Beatrice made herself take a breath before she spoke. She kept her voice mild. “I don’t think it’s something girls lie about.”
Cade clapped his hands. The color in his cheeks seemed, to Beatrice, even more pronounced than it had been at the start of the lunch period. She wondered what he was thinking, if he was flustered, or embarrassed. She wondered, again, what she was doing there, when he said, “Hey, how about we change the subject?” He turned toward Beatrice, and ran his hand through his dark hair. “A bunch of us are going to the movies Friday night. Want to come?”
* * *
“I don’t get it,” Beatrice told Doff after school as they sat on the steps in front of the school. Doff’s fine blonde hair was drawn up into a ponytail, and she was using her tongue to push her mouth guard in and out of her mouth.
“You’re the new girl,” Doff said, as if this was totally obvious. “Most of the kids here have known each other since kindergarten. When Lily got here freshman year, it was like a movie star showed up.”
Beatrice shook her head. “There’s no way he actually likes me.” Still, there was that prickle of excitement, a buzzing sensation at her knees and the small of her back. The smooth, handsome rich boy falling for the artsy girl from the wrong side of the tracks—or, in her case, the girl who just looked like she was from the wrong side of the tracks—that was the kind of thing that happened in old movies, the kind her mother watched. From her limited experience, it never happened in real life. Things that happened in real life were like what had been done to her friend Tricia, back at Emlen.

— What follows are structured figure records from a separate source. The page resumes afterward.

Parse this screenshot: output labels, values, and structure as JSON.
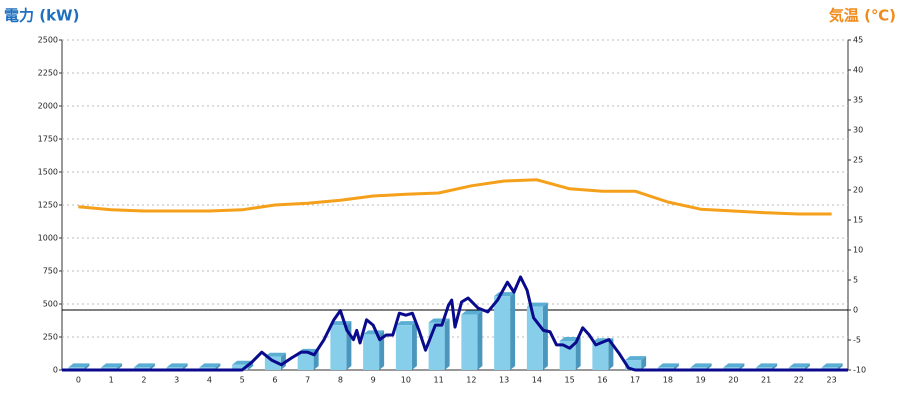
{
  "chart_data": {
    "type": "bar",
    "title": "電力 (kW)",
    "y2_title": "気温 (℃)",
    "categories": [
      "0",
      "1",
      "2",
      "3",
      "4",
      "5",
      "6",
      "7",
      "8",
      "9",
      "10",
      "11",
      "12",
      "13",
      "14",
      "15",
      "16",
      "17",
      "18",
      "19",
      "20",
      "21",
      "22",
      "23"
    ],
    "xlim": [
      -0.5,
      23.5
    ],
    "ylim": [
      0,
      2500
    ],
    "yticks": [
      0,
      250,
      500,
      750,
      1000,
      1250,
      1500,
      1750,
      2000,
      2250,
      2500
    ],
    "y2lim": [
      -10,
      45
    ],
    "y2ticks": [
      -10,
      -5,
      0,
      5,
      10,
      15,
      20,
      25,
      30,
      35,
      40,
      45
    ],
    "grid": true,
    "series": [
      {
        "type": "bar",
        "color": "#87ceeb",
        "values": [
          20,
          20,
          20,
          20,
          20,
          40,
          100,
          130,
          340,
          270,
          340,
          360,
          420,
          560,
          480,
          220,
          210,
          75,
          20,
          20,
          20,
          20,
          20,
          20
        ]
      },
      {
        "type": "line",
        "color": "#0a0a8c",
        "x": [
          -0.5,
          5.0,
          5.3,
          5.6,
          5.9,
          6.2,
          6.5,
          6.8,
          7.0,
          7.2,
          7.5,
          7.8,
          8.0,
          8.2,
          8.4,
          8.5,
          8.6,
          8.8,
          9.0,
          9.2,
          9.4,
          9.6,
          9.8,
          10.0,
          10.2,
          10.4,
          10.6,
          10.9,
          11.1,
          11.3,
          11.4,
          11.5,
          11.7,
          11.9,
          12.2,
          12.5,
          12.8,
          13.1,
          13.3,
          13.5,
          13.7,
          13.9,
          14.2,
          14.4,
          14.6,
          14.8,
          15.0,
          15.2,
          15.4,
          15.6,
          15.8,
          16.0,
          16.2,
          16.5,
          16.8,
          17.0,
          23.5
        ],
        "values": [
          0,
          0,
          60,
          135,
          75,
          40,
          90,
          135,
          135,
          115,
          230,
          380,
          450,
          300,
          230,
          300,
          205,
          380,
          340,
          230,
          265,
          265,
          430,
          415,
          430,
          300,
          150,
          340,
          340,
          490,
          530,
          325,
          515,
          545,
          470,
          440,
          530,
          665,
          590,
          705,
          605,
          395,
          300,
          290,
          190,
          190,
          165,
          210,
          320,
          265,
          190,
          210,
          230,
          130,
          15,
          0,
          0
        ]
      },
      {
        "type": "line",
        "axis": "y2",
        "color": "#f5a01a",
        "values": [
          17.2,
          16.7,
          16.5,
          16.5,
          16.5,
          16.7,
          17.5,
          17.8,
          18.3,
          19,
          19.3,
          19.5,
          20.7,
          21.5,
          21.7,
          20.2,
          19.8,
          19.8,
          18,
          16.8,
          16.5,
          16.2,
          16,
          16
        ]
      }
    ]
  }
}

She could still remember Colin Mackenzie sitting down next to them, at Chapel, putting his arm around Tricia and having the nerve to look confused when she shoved him away. She’d known then that nothing would happen to Colin. He’d just say he’d gotten mixed messages, or that he’d been confused, and he’d get to stay, and Tricia, who was on scholarship, would get sent home.

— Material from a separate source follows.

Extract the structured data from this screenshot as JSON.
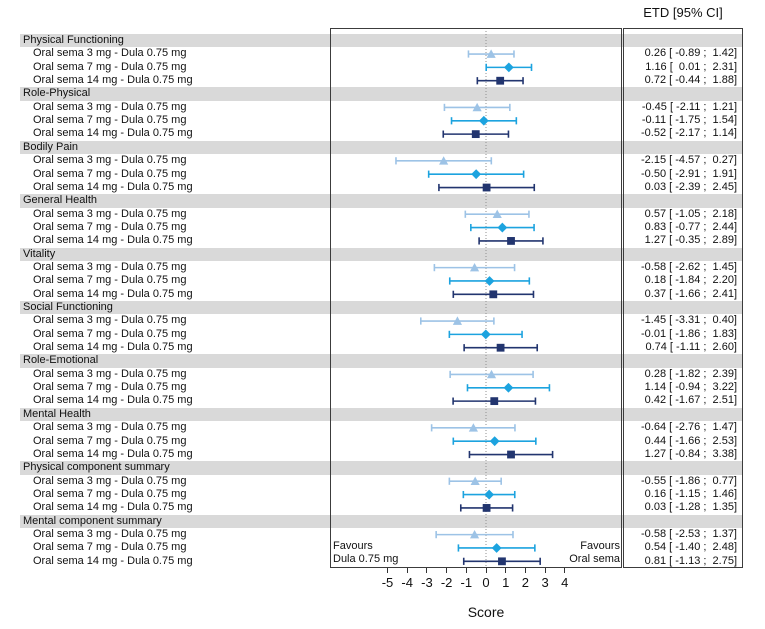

“Invite him to poetry club,” Doff said with a smirk. “See if he asks you to take a look at his Emily Dickinson.”
Beatrice snorted. “How long did it take you to think that up?”
“Most of lunch, and the rest of G block,” Doff said, shrugging modestly. “I started with ‘read his Charles Dickens,’ but Charles Dickens is a novelist.”

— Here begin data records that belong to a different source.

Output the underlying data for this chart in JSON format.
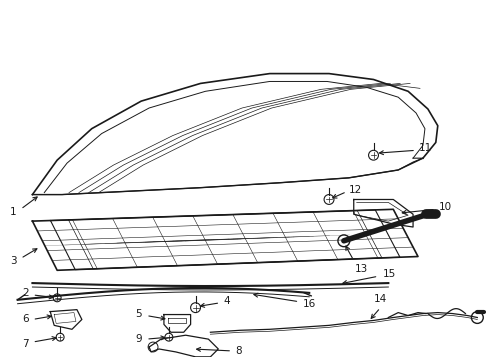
{
  "background_color": "#ffffff",
  "line_color": "#1a1a1a",
  "figsize": [
    4.89,
    3.6
  ],
  "dpi": 100,
  "font_size": 7.5
}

“What about his Philip K. Dick?”
“Who’s that?” asked Doff.
“He wrote the book that got turned into Blade Runner.”
“Ah.” Doff pulled on her shin guards. “Do you like him?”
“Who, Philip K. Dick?”
“No, dummy. Cade!”
Beatrice considered. Cade looked like the worst kind of boy who ended up at places like Emlen, or Melville: preppy and privileged, entitled and swaggering. Once, at one of her mom’s annual clam bakes on Cape Cod, she’d overheard her uncle Danny telling Uncle Jesse about someone he’d known at Emlen, someone he and his husband had run into at the Provincetown airport: He’s always been one of those born-on-third-base-and-thinks-he-hit-a-triple types. That saying fit most of the boys she’d met there to a T. They thought they’d gotten where they were: at Emlen, on their way to Williams or Princeton or Yale, with nice clothes and straight teeth, because of how hard they’d worked, and not primarily because, as Tricia used to say, they were lifetime members of the Lucky Sperm Club.
Cade was yet another member of that club. But still, there’d been a moment when Cade, with his flushed cheeks, had looked at her, and his cheesy smile had fallen away, and she’d thought that maybe there was something there, something that wasn’t detestable, a boy she could actually like. There was also the social capital an association with Cade like that could guarantee. If she had a popular jock boyfriend, it wouldn’t matter what she wore, or if she said weird, abrupt things, or had absolutely no desire to get into a top-tier college. She would belong at Melville, her position secure. Her mother would approve. Not that she cared, one way or the other, only it might be nice to see something besides the frown that seemed to have established permanent residence on her mother’s face since she’d come home.